I’d like you to take a moment to imagine trying to live on a wage of 25 cents an hour. That’s a mere $10 for a forty-hour week of tedious, somewhat physically-demanding work. That’s $520 per year. I don’t know about you, but that wouldn’t even cover 1/3rd of my bills for a month. What’s more, many people with disabilities need comprehensive and ongoing medical care and supervision, which isn’t cheap. When they can’t rely on their wages to pay for their care, the burden falls on the parent – or the state. Most depend heavily on Medicare and Social Security – necessary funding which our President and many of his supporters in Congress are trying to cut.
The effects of astronomically disproportionate wages reach far beyond doubling the poverty level for people with disabilities. Essentially, they create a box in which the disabled are trapped until someone can help them out. It becomes nearly impossible for people with disabilities to move out of poverty and join the competitive job market because they aren’t offered opportunities to learn new skills. They become isolated from their peers and their communities. Most are kept in the dark as to what’s going on; meanwhile, legislators and employers propagate the short-sighted theory that it’s better than having no job opportunities at all. Like countless others, the disabled are oppressed by the system so their employers can continue to reap the benefits of cheap labor.
This problem has been ignored for far too long. As of 2017, only a handful of states have eliminated the “sheltered workshops” law.
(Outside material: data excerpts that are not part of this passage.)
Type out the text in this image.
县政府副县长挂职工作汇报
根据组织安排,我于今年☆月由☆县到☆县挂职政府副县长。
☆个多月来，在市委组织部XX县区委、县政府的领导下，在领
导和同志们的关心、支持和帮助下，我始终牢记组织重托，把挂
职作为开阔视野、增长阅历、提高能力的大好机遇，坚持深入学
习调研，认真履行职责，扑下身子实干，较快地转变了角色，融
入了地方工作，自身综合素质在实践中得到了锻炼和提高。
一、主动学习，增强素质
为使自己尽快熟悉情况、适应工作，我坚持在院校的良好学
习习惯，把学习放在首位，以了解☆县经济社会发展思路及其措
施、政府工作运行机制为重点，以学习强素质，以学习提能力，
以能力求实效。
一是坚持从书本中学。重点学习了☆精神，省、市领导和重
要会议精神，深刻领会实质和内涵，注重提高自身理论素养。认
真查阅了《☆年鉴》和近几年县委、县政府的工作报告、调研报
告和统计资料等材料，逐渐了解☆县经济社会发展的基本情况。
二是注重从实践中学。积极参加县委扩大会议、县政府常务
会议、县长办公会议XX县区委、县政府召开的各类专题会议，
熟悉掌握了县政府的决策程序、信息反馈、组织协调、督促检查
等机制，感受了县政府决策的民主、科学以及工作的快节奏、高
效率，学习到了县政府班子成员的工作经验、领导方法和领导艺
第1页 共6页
The issue, perhaps, isn’t that people don’t want to fight for this cause; it’s that an alarming number of people simply don’t know about it. Each of us has a long list of causes we’re already fighting for, and for whatever reason, this one doesn’t make headlines as often as it should. In the neverending fight for pay parity and diversity, we must not leave people with disabilities behind. 14(c) is an ugly and archaic monster that must be brought into the light and abolished. As Elizabeth Warren said at the hearing:
“I don’t think most Americans know that this kind of discriminatory treatment is perfectly legal, but I’ll bet that if they did, they’d agree that individuals with disabilities ought to be paid fairly for their work.”
Well, Senator Warren, I couldn’t agree more.